[论文解读] The background gas humming and multi-messenger transients of stalled supermassive black hole binaries

We establish the multi-messenger mechanics of episodic mass transfer in supermassive black hole binaries stalled within circumbinary discs. Utilizing continuous wavelet transforms, we isolate localized gas clumps at the cavity edge and track their evolution. By regularizing the forced fluid equations at Lindblad resonances via the inhomogeneous Airy differential equation, we bypass linear singularities to extract the finite wave amplitudes that trigger non-linear shock formation. These shocks produce bounded accretion bursts. We model the time-domain thermal luminosity, deriving an analytical power spectral density that forms a harmonic cascade. The superposition of the accretion streams generates a spectral beat frequency, providing an exact mathematical extraction of the binary mass ratio. The radiative cooling of shock-accelerated electrons produces a multi-wavelength spectral energy distribution from a synchrotron radio continuum to an inverse-Compton gamma-ray tail. We identify a relativistic signature: a discontinuous, high-frequency gravitational wave sideband termed the ``background gas humming''. This emission arises from the highly asymmetric, transient fluid geometry of the accretion shocks.
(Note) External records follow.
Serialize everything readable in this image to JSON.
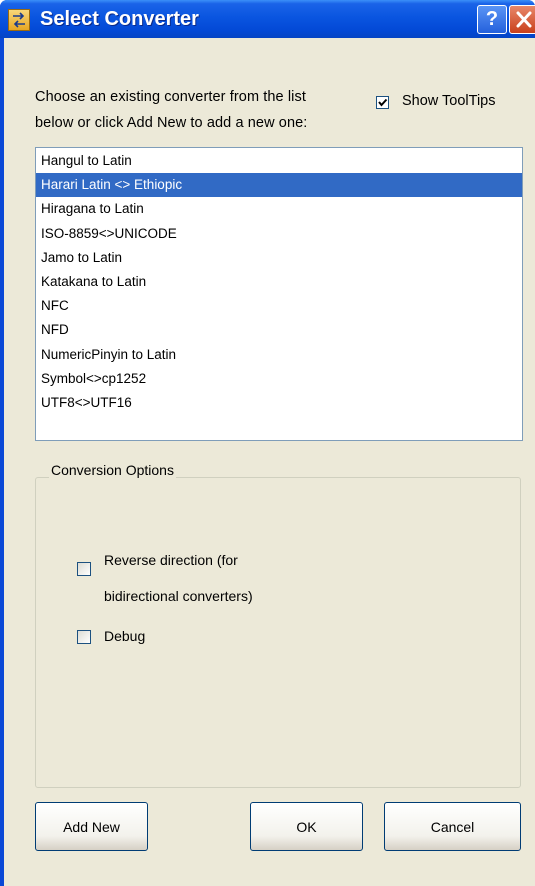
{
  "window": {
    "title": "Select Converter",
    "help_glyph": "?",
    "close_icon": "close-icon",
    "app_icon": "converter-app-icon"
  },
  "prompt": {
    "line1": "Choose an existing converter from the list",
    "line2": "below or click Add New to add a new one:"
  },
  "show_tooltips": {
    "label": "Show ToolTips",
    "checked": true
  },
  "converters": {
    "items": [
      "Hangul to Latin",
      "Harari Latin <> Ethiopic",
      "Hiragana to Latin",
      "ISO-8859<>UNICODE",
      "Jamo to Latin",
      "Katakana to Latin",
      "NFC",
      "NFD",
      "NumericPinyin to Latin",
      "Symbol<>cp1252",
      "UTF8<>UTF16"
    ],
    "selected_index": 1
  },
  "conversion_options": {
    "title": "Conversion Options",
    "reverse_line1": "Reverse direction (for",
    "reverse_line2": "bidirectional converters)",
    "reverse_checked": false,
    "debug": "Debug",
    "debug_checked": false
  },
  "buttons": {
    "add_new": "Add New",
    "ok": "OK",
    "cancel": "Cancel"
  },
  "colors": {
    "titlebar": "#0a55e0",
    "selection": "#316ac5",
    "dialog_bg": "#ece9d8",
    "close_button": "#c9401c"
  }
}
Evaluating the asymptotic properties of the Airy regularization, we show that this humming manifests as a sequence of discrete high-frequency bursts with temporal quiescence gaps that systematically compress as the cavity shrinks. We show that the instantaneous mass of the gas actively trapped within the cavity violently amplifies prior to decoupling, culminating in a terminal burst near 4.0 mHz that serves as a multi-messenger precursor to the final vacuum inspiral.